When I first applied to the KNSTE SCITT I simultaneously knew that teaching was something I wanted to do and yet was absolutely terrified by the idea of standing up in front of a class. I have always worried myself through public speaking and the idea of speaking to 30 people at once filled me with dread. I was able to put that fear to the back of my mind though until I began. It was a bridge I would cross when I needed to.
The KNSTE were fantastic in their provision for our 2020-2021 cohort during the pandemic. We weren’t able to go into schools immediately so we had all our information sessions front-loaded which I think gave us a clearer understanding of what outstanding lessons looked like. We first did ‘zoom teach’ which was a source of our grumbling but was incredibly useful as we were able to question one another’s pedagogical choices after observing one another teach on zoom. That was probably one of the most nerve-wracking parts! You had to get over the strangeness of teaching primary lessons to a group of post-graduate students, and asking for them to join in. It was most nerve-wracking because it was my first experience of teaching a class and it was to a group of people I didn’t quite know yet. Luckily, everyone was very supportive.

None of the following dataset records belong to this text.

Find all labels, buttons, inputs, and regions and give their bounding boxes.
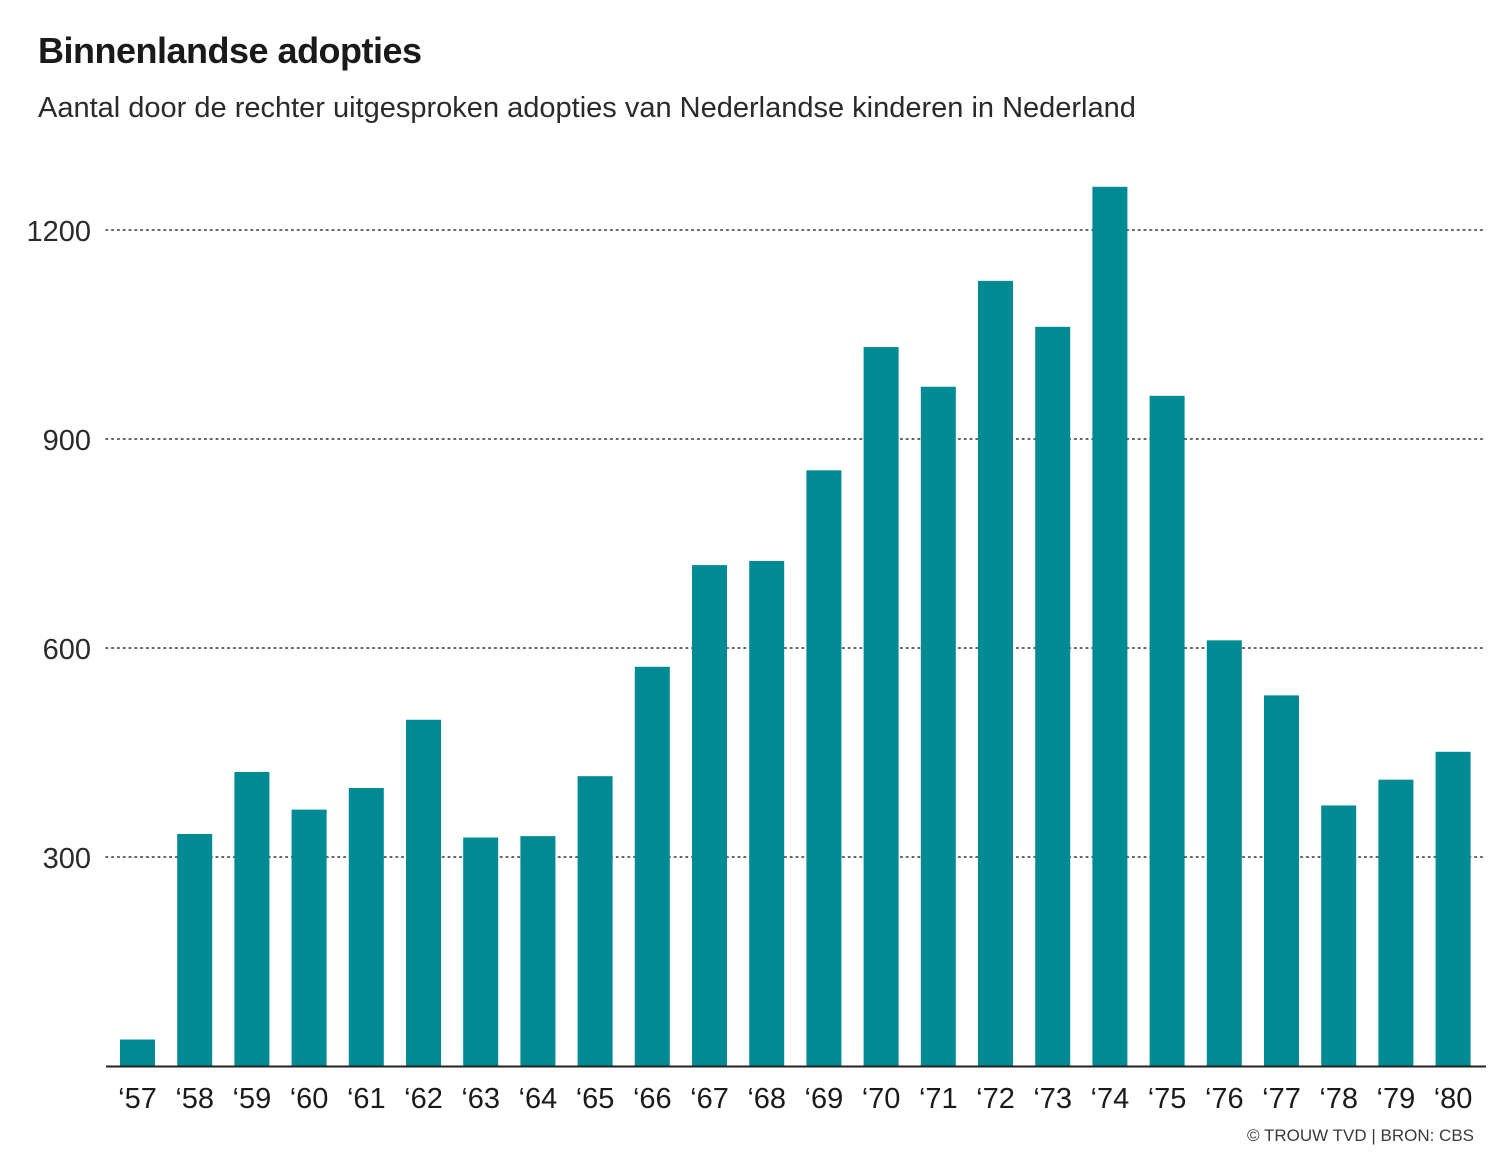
x-tick-label: ‘59 — [233, 1083, 272, 1115]
bar-72 — [978, 280, 1013, 1066]
bar-78 — [1321, 805, 1357, 1066]
x-tick-label: ‘74 — [1091, 1083, 1130, 1115]
x-tick-label: ‘71 — [919, 1083, 958, 1115]
bar-65 — [577, 776, 613, 1066]
bar-76 — [1206, 640, 1242, 1066]
bar-58 — [177, 834, 213, 1066]
x-tick-label: ‘60 — [290, 1083, 329, 1115]
x-tick-label: ‘73 — [1033, 1083, 1072, 1115]
bar-75 — [1149, 395, 1185, 1067]
bar-63 — [463, 837, 499, 1066]
y-tick-label: 300 — [43, 843, 91, 875]
bar-67 — [692, 565, 727, 1066]
bar-80 — [1435, 751, 1471, 1066]
x-tick-label: ‘75 — [1148, 1083, 1187, 1115]
bar-69 — [806, 470, 842, 1067]
y-tick-label: 1200 — [26, 216, 91, 248]
source-credit: © TROUW TVD | BRON: CBS — [1247, 1126, 1474, 1145]
y-tick-label: 600 — [43, 634, 91, 666]
x-tick-label: ‘64 — [519, 1083, 558, 1115]
bar-61 — [348, 788, 384, 1066]
x-tick-label: ‘78 — [1319, 1083, 1358, 1115]
chart-subtitle: Aantal door de rechter uitgesproken adop… — [38, 92, 1136, 124]
bar-57 — [120, 1039, 155, 1066]
bar-62 — [406, 719, 441, 1066]
bar-74 — [1092, 186, 1128, 1067]
x-tick-label: ‘58 — [175, 1083, 214, 1115]
chart-title: Binnenlandse adopties — [38, 30, 422, 71]
x-tick-label: ‘63 — [461, 1083, 500, 1115]
bar-73 — [1035, 326, 1071, 1066]
x-tick-label: ‘57 — [118, 1083, 157, 1115]
bar-66 — [634, 666, 670, 1066]
bar-70 — [863, 347, 899, 1066]
x-tick-label: ‘66 — [633, 1083, 672, 1115]
x-tick-label: ‘70 — [862, 1083, 901, 1115]
x-tick-label: ‘67 — [690, 1083, 729, 1115]
bar-60 — [291, 809, 327, 1066]
x-tick-label: ‘80 — [1434, 1083, 1473, 1115]
x-tick-label: ‘69 — [805, 1083, 844, 1115]
x-tick-label: ‘79 — [1377, 1083, 1416, 1115]
bar-59 — [234, 772, 270, 1066]
bar-71 — [920, 386, 956, 1066]
x-tick-label: ‘62 — [404, 1083, 443, 1115]
x-tick-label: ‘61 — [347, 1083, 386, 1115]
bar-64 — [520, 836, 556, 1066]
x-tick-label: ‘72 — [976, 1083, 1015, 1115]
x-tick-label: ‘77 — [1262, 1083, 1301, 1115]
bar-77 — [1264, 695, 1299, 1066]
y-tick-label: 900 — [43, 425, 91, 457]
x-tick-label: ‘68 — [747, 1083, 786, 1115]
x-tick-label: ‘76 — [1205, 1083, 1244, 1115]
bar-79 — [1378, 779, 1414, 1066]
x-tick-label: ‘65 — [576, 1083, 615, 1115]
bar-68 — [749, 560, 785, 1066]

In the beginning it’s a lot of pretending – pretending to teach like a teacher. I was unsure of how my voice sounded, was it happy-clappy enough? Was it too formal? The most important thing at that stage was having that first go. I could develop voice, presence and everything else later. I just needed to dive straight in.
After a few days in my first placement class, my teacher-educator and I planned a short game as part of a maths warm-up that would be my first ever whole-class ‘teaching’. It was meant to take 15 minutes and I took 50. I was so consumed in how much fun we were all having that I didn’t check the time. (I can happily report that I did eventually manage to get my warm-ups down to their allotted timescale.) But I was baffled at how not-nervous I was. I knew from then onwards that standing up and teaching wouldn’t be so terrifying. I just didn’t feel the nerves I expected to feel. I could talk and laugh and walk around without my voice shaking and my knees knocking together.
I felt nervous occasionally when I planned lessons on subjects I wasn’t as confident in. I learned the best way to fight those nerves was doing my own homework to ensure I could feel more happy about those subjects. I always preferred planning and preparing my own lessons too so I understood the intentions of the lesson. It was also really useful having prepared back up activities so that if lessons finished early we were never short of something to be getting on with.
Another strange experience as a result of the pandemic was teaching on google classroom in front of parents during the second lockdown. You just couldn’t overthink it. Parents want the best for their pupils and they knew I was still learning.
Our cohort had a tricky time of it this year as a result of the pandemic. There was a lot of uncertainty about placements and whether we would be welcomed into schools but the SCITT always had a contingency plan. I think we have emerged more resilient and experienced teachers as a result as we enter into an ever-evolving profession.
My next adventure is supply teaching, which will be a big change. Going from teaching classes I have great relationships with to ones I won’t know. But I take a great deal of confidence from all of my experiences this year and with the support of the KNSTE SCITT. For now, I will prepare as much as I can but the nerves are a bridge I will cross when I need to.